Personnellement et sans n’en tirer aucune conclusion hâtive ou anticipée, je ne comprends pas son attitude pour de nombreuses raisons, que je citerai par ordre croissant d’importance :

  • La première est la gratitude et la responsabilité. Un samedi d’avril 2003, dès que je fus alerté par ses plus proches collaborateurs, de son emprisonnement, nous avons aussitôt déclenché l’alerte rouge de l’ARDHD, ce qui signifie la mise en place d’un système d’information spécifique et renforcé. En dehors des informations publiées sur le site, nous informons la presse et les organisations concernées, en l’occurrence, surtout RSF et Survie.
    • Ensuite notre association a relayé tous les messages (y compris ceux du MRD de Belgique), de soutien et d’appel à manifester en France, en Belgique. Comme elle l’avait annoncé plusieurs jours à l’avance, elle a lancé une pétition internationale, qui a recueilli plusieurs centaines de signatures.
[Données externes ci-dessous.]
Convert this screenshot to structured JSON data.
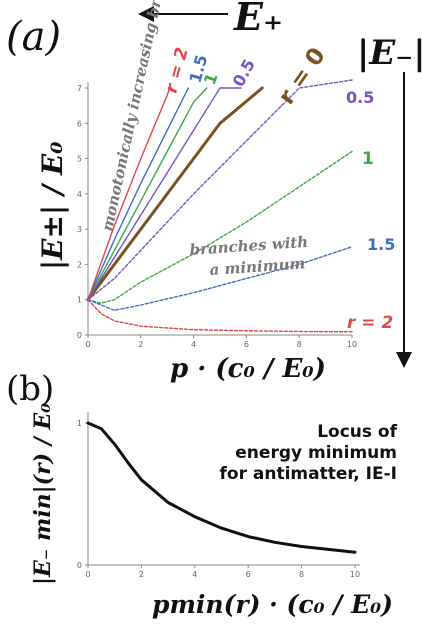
{
  "colors": {
    "r2": "#e0474c",
    "r15": "#3f6fc0",
    "r1": "#3caa4a",
    "r05": "#7b52c4",
    "r0": "#7a5220",
    "axis": "#555555",
    "locus": "#111111",
    "annotation": "#777777",
    "arrow": "#111111"
  },
  "panel_a": {
    "label": "(a)",
    "e_plus_label": "E₊",
    "e_minus_label": "|E₋|",
    "ylabel": "|E±| / E₀",
    "xlabel": "p · (c₀ / E₀)",
    "annotation_increasing": "monotonically increasing branches",
    "annotation_minimum_line1": "branches with",
    "annotation_minimum_line2": "a minimum",
    "curve_labels_top": [
      "r = 2",
      "1.5",
      "1",
      "0.5",
      "r = 0"
    ],
    "curve_labels_right": [
      "0.5",
      "1",
      "1.5",
      "r = 2"
    ]
  },
  "panel_b": {
    "label": "(b)",
    "ylabel": "|E₋ min|(r) / E₀",
    "xlabel": "pmin(r) · (c₀ / E₀)",
    "annotation_line1": "Locus of",
    "annotation_line2": "energy minimum",
    "annotation_line3": "for antimatter, IE-I"
  },
  "chart_data": [
    {
      "type": "line",
      "xlim": [
        0,
        10
      ],
      "ylim": [
        0,
        7
      ],
      "x_ticks": [
        0,
        2,
        4,
        6,
        8,
        10
      ],
      "y_ticks": [
        0,
        1,
        2,
        3,
        4,
        5,
        6,
        7
      ],
      "series": [
        {
          "name": "r = 0",
          "branch": "both",
          "style": "solid",
          "color_key": "r0",
          "x": [
            0,
            1,
            2,
            3,
            4,
            5,
            6.6
          ],
          "y": [
            1.0,
            2.0,
            3.0,
            4.0,
            5.0,
            6.0,
            7.0
          ]
        },
        {
          "name": "0.5",
          "branch": "E+",
          "style": "solid",
          "color_key": "r05",
          "x": [
            0,
            1,
            2,
            3,
            4,
            5,
            5.8
          ],
          "y": [
            1.0,
            2.2,
            3.4,
            4.6,
            5.8,
            7.0,
            7.0
          ]
        },
        {
          "name": "1",
          "branch": "E+",
          "style": "solid",
          "color_key": "r1",
          "x": [
            0,
            1,
            2,
            3,
            4,
            4.5
          ],
          "y": [
            1.0,
            2.4,
            3.8,
            5.2,
            6.6,
            7.0
          ]
        },
        {
          "name": "1.5",
          "branch": "E+",
          "style": "solid",
          "color_key": "r15",
          "x": [
            0,
            1,
            2,
            3,
            3.8
          ],
          "y": [
            1.0,
            2.7,
            4.3,
            5.8,
            7.0
          ]
        },
        {
          "name": "r = 2",
          "branch": "E+",
          "style": "solid",
          "color_key": "r2",
          "x": [
            0,
            1,
            2,
            3,
            3.1
          ],
          "y": [
            1.0,
            3.1,
            5.0,
            6.8,
            7.0
          ]
        },
        {
          "name": "0.5",
          "branch": "E-",
          "style": "dashed",
          "color_key": "r05",
          "x": [
            0,
            1,
            2,
            4,
            6,
            8,
            10
          ],
          "y": [
            1.0,
            1.6,
            2.4,
            4.0,
            5.5,
            7.0,
            8.4
          ]
        },
        {
          "name": "1",
          "branch": "E-",
          "style": "dashed",
          "color_key": "r1",
          "x": [
            0,
            0.5,
            1,
            2,
            4,
            6,
            8,
            10
          ],
          "y": [
            1.0,
            0.9,
            1.0,
            1.5,
            2.3,
            3.2,
            4.2,
            5.2
          ]
        },
        {
          "name": "1.5",
          "branch": "E-",
          "style": "dashed",
          "color_key": "r15",
          "x": [
            0,
            1,
            2,
            4,
            6,
            8,
            10
          ],
          "y": [
            1.0,
            0.7,
            0.85,
            1.2,
            1.6,
            2.0,
            2.5
          ]
        },
        {
          "name": "r = 2",
          "branch": "E-",
          "style": "dashed",
          "color_key": "r2",
          "x": [
            0,
            0.5,
            1,
            2,
            4,
            6,
            8,
            10
          ],
          "y": [
            1.0,
            0.6,
            0.4,
            0.25,
            0.15,
            0.12,
            0.1,
            0.09
          ]
        }
      ]
    },
    {
      "type": "line",
      "xlim": [
        0,
        10
      ],
      "ylim": [
        0,
        1
      ],
      "x_ticks": [
        0,
        2,
        4,
        6,
        8,
        10
      ],
      "y_ticks": [
        0,
        1
      ],
      "series": [
        {
          "name": "Locus of energy minimum",
          "style": "solid",
          "color_key": "locus",
          "x": [
            0,
            0.5,
            1,
            1.5,
            2,
            3,
            4,
            5,
            6,
            7,
            8,
            9,
            10
          ],
          "y": [
            1.0,
            0.96,
            0.85,
            0.72,
            0.6,
            0.44,
            0.34,
            0.26,
            0.2,
            0.16,
            0.13,
            0.11,
            0.09
          ]
        }
      ]
    }
  ]
}
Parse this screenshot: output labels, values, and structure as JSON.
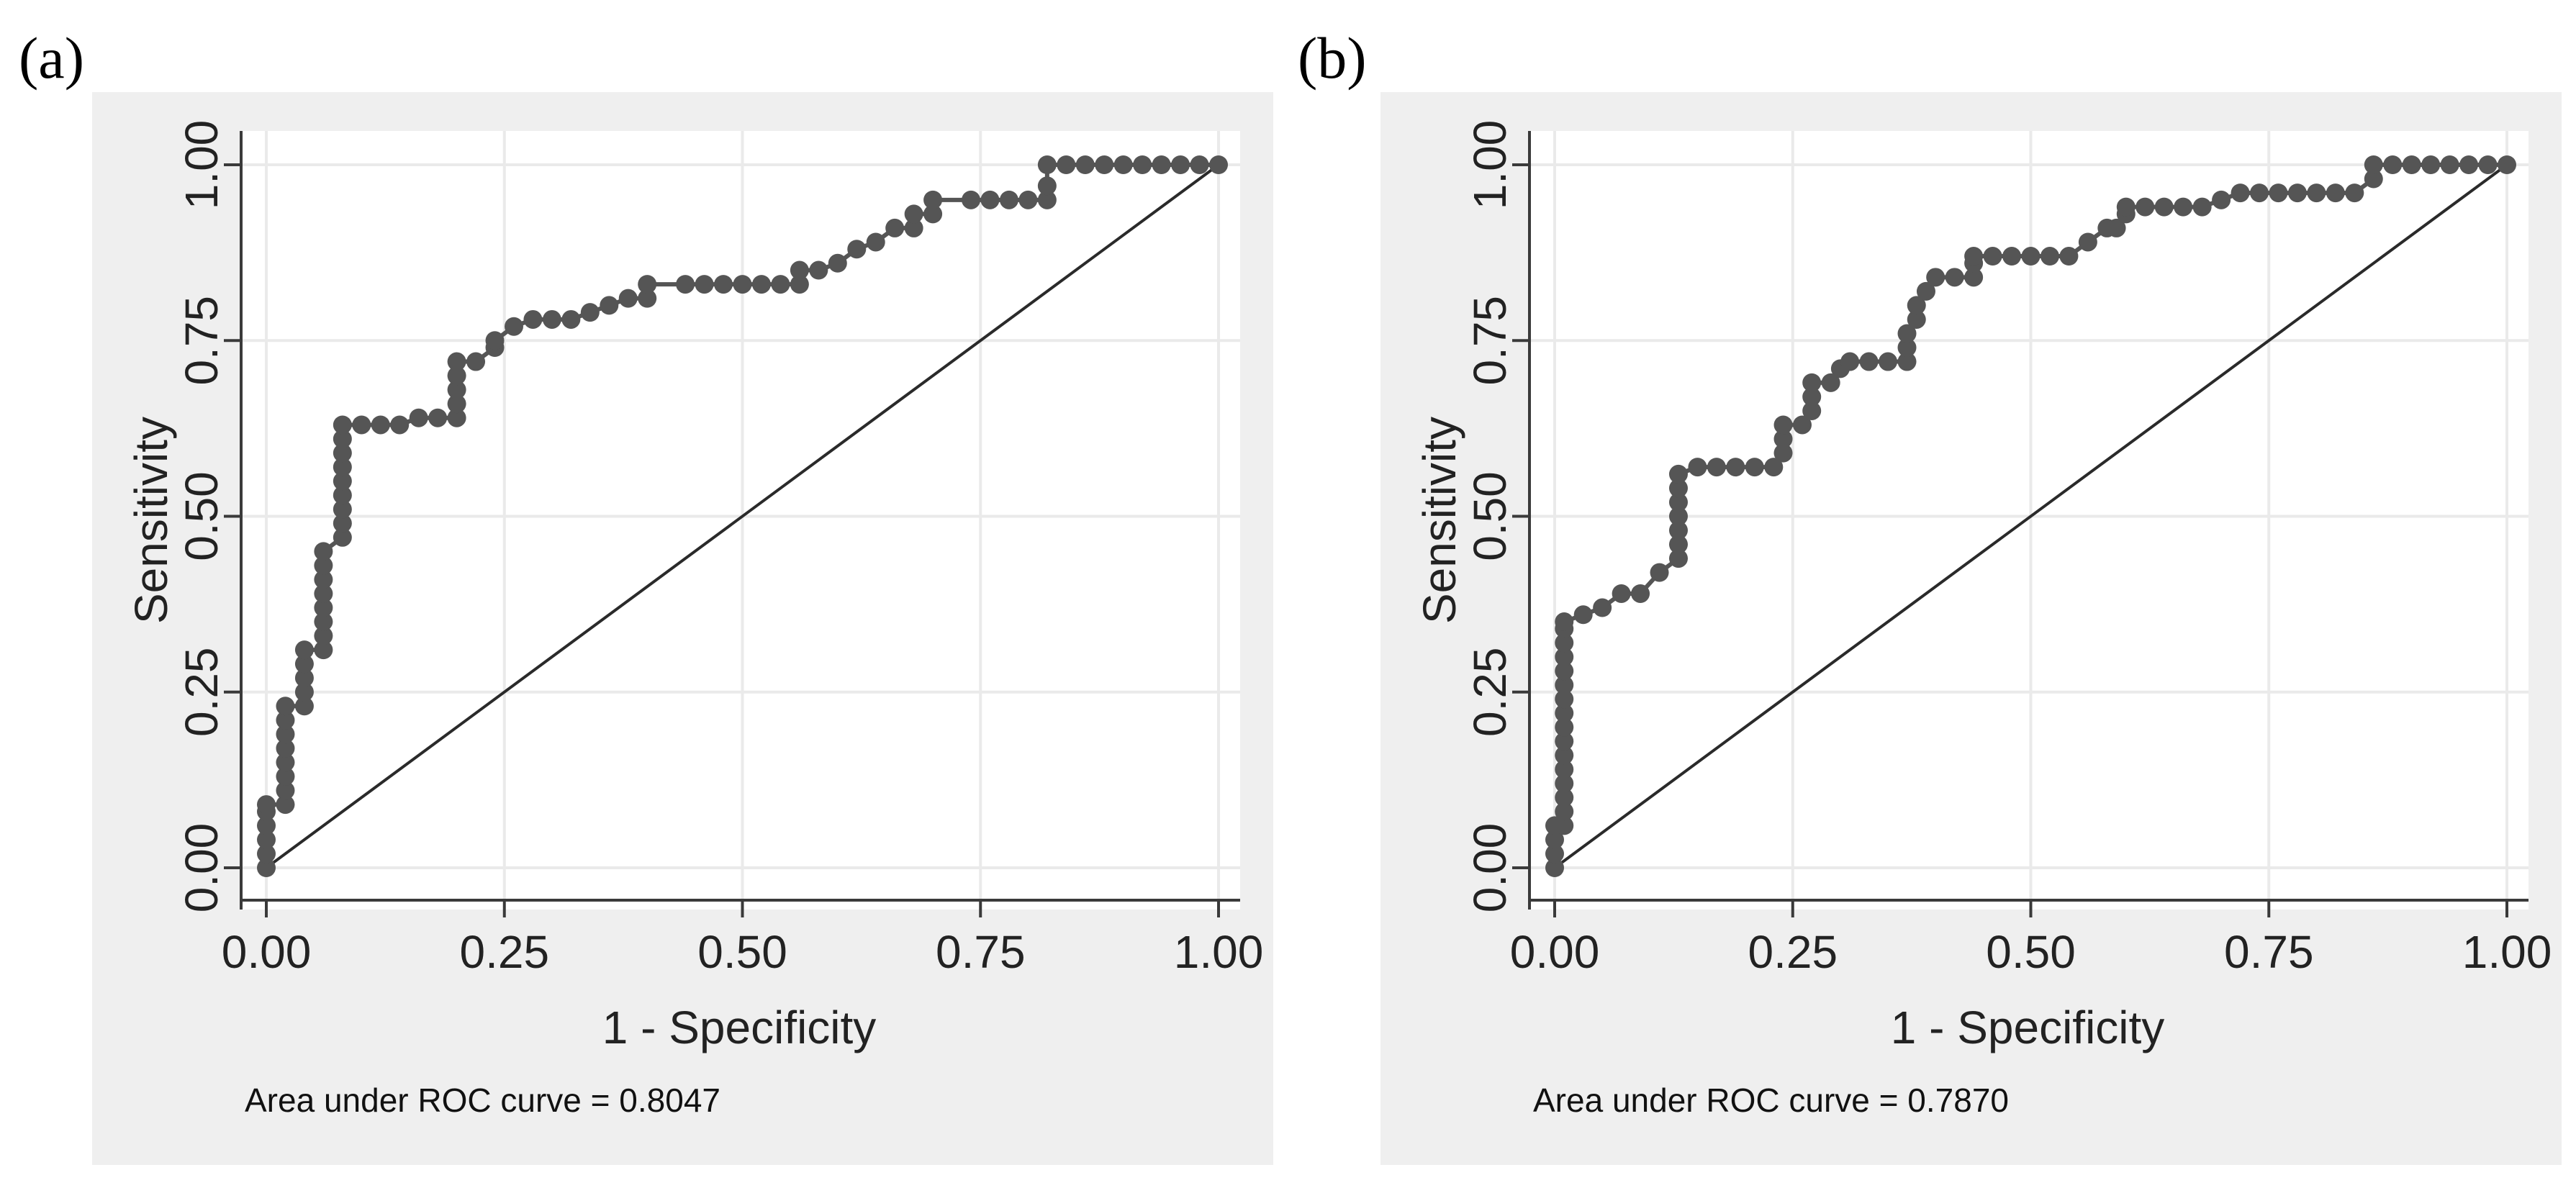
{
  "colors": {
    "outer_bg": "#efefef",
    "plot_bg": "#ffffff",
    "grid": "#eaeaea",
    "axis": "#3a3a3a",
    "curve": "#555555",
    "diagonal": "#2a2a2a"
  },
  "chart_data": [
    {
      "type": "scatter",
      "panel_label": "(a)",
      "xlabel": "1 - Specificity",
      "ylabel": "Sensitivity",
      "xlim": [
        0,
        1
      ],
      "ylim": [
        0,
        1
      ],
      "x_ticks": [
        "0.00",
        "0.25",
        "0.50",
        "0.75",
        "1.00"
      ],
      "y_ticks": [
        "0.00",
        "0.25",
        "0.50",
        "0.75",
        "1.00"
      ],
      "grid": true,
      "reference_line": [
        [
          0,
          0
        ],
        [
          1,
          1
        ]
      ],
      "note": "Area under ROC curve = 0.8047",
      "series": [
        {
          "name": "ROC curve",
          "points": [
            [
              0,
              0
            ],
            [
              0,
              0.02
            ],
            [
              0,
              0.04
            ],
            [
              0,
              0.06
            ],
            [
              0,
              0.08
            ],
            [
              0,
              0.09
            ],
            [
              0.02,
              0.09
            ],
            [
              0.02,
              0.11
            ],
            [
              0.02,
              0.13
            ],
            [
              0.02,
              0.15
            ],
            [
              0.02,
              0.17
            ],
            [
              0.02,
              0.19
            ],
            [
              0.02,
              0.21
            ],
            [
              0.02,
              0.23
            ],
            [
              0.04,
              0.23
            ],
            [
              0.04,
              0.25
            ],
            [
              0.04,
              0.27
            ],
            [
              0.04,
              0.29
            ],
            [
              0.04,
              0.31
            ],
            [
              0.06,
              0.31
            ],
            [
              0.06,
              0.33
            ],
            [
              0.06,
              0.35
            ],
            [
              0.06,
              0.37
            ],
            [
              0.06,
              0.39
            ],
            [
              0.06,
              0.41
            ],
            [
              0.06,
              0.43
            ],
            [
              0.06,
              0.45
            ],
            [
              0.08,
              0.47
            ],
            [
              0.08,
              0.49
            ],
            [
              0.08,
              0.51
            ],
            [
              0.08,
              0.53
            ],
            [
              0.08,
              0.55
            ],
            [
              0.08,
              0.57
            ],
            [
              0.08,
              0.59
            ],
            [
              0.08,
              0.61
            ],
            [
              0.08,
              0.63
            ],
            [
              0.1,
              0.63
            ],
            [
              0.12,
              0.63
            ],
            [
              0.14,
              0.63
            ],
            [
              0.16,
              0.64
            ],
            [
              0.18,
              0.64
            ],
            [
              0.2,
              0.64
            ],
            [
              0.2,
              0.66
            ],
            [
              0.2,
              0.68
            ],
            [
              0.2,
              0.7
            ],
            [
              0.2,
              0.72
            ],
            [
              0.22,
              0.72
            ],
            [
              0.24,
              0.74
            ],
            [
              0.24,
              0.75
            ],
            [
              0.26,
              0.77
            ],
            [
              0.28,
              0.78
            ],
            [
              0.3,
              0.78
            ],
            [
              0.32,
              0.78
            ],
            [
              0.34,
              0.79
            ],
            [
              0.36,
              0.8
            ],
            [
              0.38,
              0.81
            ],
            [
              0.4,
              0.81
            ],
            [
              0.4,
              0.83
            ],
            [
              0.44,
              0.83
            ],
            [
              0.46,
              0.83
            ],
            [
              0.48,
              0.83
            ],
            [
              0.5,
              0.83
            ],
            [
              0.52,
              0.83
            ],
            [
              0.54,
              0.83
            ],
            [
              0.56,
              0.83
            ],
            [
              0.56,
              0.85
            ],
            [
              0.58,
              0.85
            ],
            [
              0.6,
              0.86
            ],
            [
              0.62,
              0.88
            ],
            [
              0.64,
              0.89
            ],
            [
              0.66,
              0.91
            ],
            [
              0.68,
              0.91
            ],
            [
              0.68,
              0.93
            ],
            [
              0.7,
              0.93
            ],
            [
              0.7,
              0.95
            ],
            [
              0.74,
              0.95
            ],
            [
              0.76,
              0.95
            ],
            [
              0.78,
              0.95
            ],
            [
              0.8,
              0.95
            ],
            [
              0.82,
              0.95
            ],
            [
              0.82,
              0.97
            ],
            [
              0.82,
              1
            ],
            [
              0.84,
              1
            ],
            [
              0.86,
              1
            ],
            [
              0.88,
              1
            ],
            [
              0.9,
              1
            ],
            [
              0.92,
              1
            ],
            [
              0.94,
              1
            ],
            [
              0.96,
              1
            ],
            [
              0.98,
              1
            ],
            [
              1,
              1
            ]
          ]
        }
      ]
    },
    {
      "type": "scatter",
      "panel_label": "(b)",
      "xlabel": "1 - Specificity",
      "ylabel": "Sensitivity",
      "xlim": [
        0,
        1
      ],
      "ylim": [
        0,
        1
      ],
      "x_ticks": [
        "0.00",
        "0.25",
        "0.50",
        "0.75",
        "1.00"
      ],
      "y_ticks": [
        "0.00",
        "0.25",
        "0.50",
        "0.75",
        "1.00"
      ],
      "grid": true,
      "reference_line": [
        [
          0,
          0
        ],
        [
          1,
          1
        ]
      ],
      "note": "Area under ROC curve = 0.7870",
      "series": [
        {
          "name": "ROC curve",
          "points": [
            [
              0,
              0
            ],
            [
              0,
              0.02
            ],
            [
              0,
              0.04
            ],
            [
              0,
              0.06
            ],
            [
              0.01,
              0.06
            ],
            [
              0.01,
              0.08
            ],
            [
              0.01,
              0.1
            ],
            [
              0.01,
              0.12
            ],
            [
              0.01,
              0.14
            ],
            [
              0.01,
              0.16
            ],
            [
              0.01,
              0.18
            ],
            [
              0.01,
              0.2
            ],
            [
              0.01,
              0.22
            ],
            [
              0.01,
              0.24
            ],
            [
              0.01,
              0.26
            ],
            [
              0.01,
              0.28
            ],
            [
              0.01,
              0.3
            ],
            [
              0.01,
              0.32
            ],
            [
              0.01,
              0.34
            ],
            [
              0.01,
              0.35
            ],
            [
              0.03,
              0.36
            ],
            [
              0.05,
              0.37
            ],
            [
              0.07,
              0.39
            ],
            [
              0.09,
              0.39
            ],
            [
              0.11,
              0.42
            ],
            [
              0.13,
              0.44
            ],
            [
              0.13,
              0.46
            ],
            [
              0.13,
              0.48
            ],
            [
              0.13,
              0.5
            ],
            [
              0.13,
              0.52
            ],
            [
              0.13,
              0.54
            ],
            [
              0.13,
              0.56
            ],
            [
              0.15,
              0.57
            ],
            [
              0.17,
              0.57
            ],
            [
              0.19,
              0.57
            ],
            [
              0.21,
              0.57
            ],
            [
              0.23,
              0.57
            ],
            [
              0.24,
              0.59
            ],
            [
              0.24,
              0.61
            ],
            [
              0.24,
              0.63
            ],
            [
              0.26,
              0.63
            ],
            [
              0.27,
              0.65
            ],
            [
              0.27,
              0.67
            ],
            [
              0.27,
              0.69
            ],
            [
              0.29,
              0.69
            ],
            [
              0.3,
              0.71
            ],
            [
              0.31,
              0.72
            ],
            [
              0.33,
              0.72
            ],
            [
              0.35,
              0.72
            ],
            [
              0.37,
              0.72
            ],
            [
              0.37,
              0.74
            ],
            [
              0.37,
              0.76
            ],
            [
              0.38,
              0.78
            ],
            [
              0.38,
              0.8
            ],
            [
              0.39,
              0.82
            ],
            [
              0.4,
              0.84
            ],
            [
              0.42,
              0.84
            ],
            [
              0.44,
              0.84
            ],
            [
              0.44,
              0.86
            ],
            [
              0.44,
              0.87
            ],
            [
              0.46,
              0.87
            ],
            [
              0.48,
              0.87
            ],
            [
              0.5,
              0.87
            ],
            [
              0.52,
              0.87
            ],
            [
              0.54,
              0.87
            ],
            [
              0.56,
              0.89
            ],
            [
              0.58,
              0.91
            ],
            [
              0.59,
              0.91
            ],
            [
              0.6,
              0.93
            ],
            [
              0.6,
              0.94
            ],
            [
              0.62,
              0.94
            ],
            [
              0.64,
              0.94
            ],
            [
              0.66,
              0.94
            ],
            [
              0.68,
              0.94
            ],
            [
              0.7,
              0.95
            ],
            [
              0.72,
              0.96
            ],
            [
              0.74,
              0.96
            ],
            [
              0.76,
              0.96
            ],
            [
              0.78,
              0.96
            ],
            [
              0.8,
              0.96
            ],
            [
              0.82,
              0.96
            ],
            [
              0.84,
              0.96
            ],
            [
              0.86,
              0.98
            ],
            [
              0.86,
              1
            ],
            [
              0.88,
              1
            ],
            [
              0.9,
              1
            ],
            [
              0.92,
              1
            ],
            [
              0.94,
              1
            ],
            [
              0.96,
              1
            ],
            [
              0.98,
              1
            ],
            [
              1,
              1
            ]
          ]
        }
      ]
    }
  ]
}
    • Rappelons que notre association s’est fixée pour mission de permettre à tous les opposants, sans distinction (hormis l’appartenance ou non à l’opposition) de s’exprimer librement. A ce titre, elle a publié tous les communiqués, messages et compte-rendu de manifestation du MRD, comme ceux d’ailleurs de tous les autres partis, syndicats et associations. N’ayant aucune ambition politique à Djibouti, je me suis toujours refusé à pratiquer la censure que je dénonçe par ailleurs et j’assume mes choix, dans le seul intérêt du Peuple djiboutien. 
  • La deuxième est l’importance de ce procès « exceptionnel »: il va se dérouler avec en fond l’affaire Borrel : en particulier les récents refus de Djama Souleiman, d’Hassan Saïd et de Guelleh de se rendre aux convocations de la justice française. Il va permettre d’exposer devant une Cour française impartial et devant des journalistes français et étrangers, toutes les violations des Droits de l’Homme commises à Djibouti : tortures, viols, emprisonnements arbitraires, exécutions extrajudiciaires, destructions de villages, d’écoles et de centres de soin, génocides, utilisation d’armes chimiques contre les civils, …. La présence de DAF aurait été utile, car il dispose certainement d’informations que nous n’avons pas et son témoignage aurait été d’un grand intérêt et d’une grande utilité, pour dénoncer les pratiques condamnables du régime de Guelleh, ce qui devrait être l’objectif de tout opposant convaincu.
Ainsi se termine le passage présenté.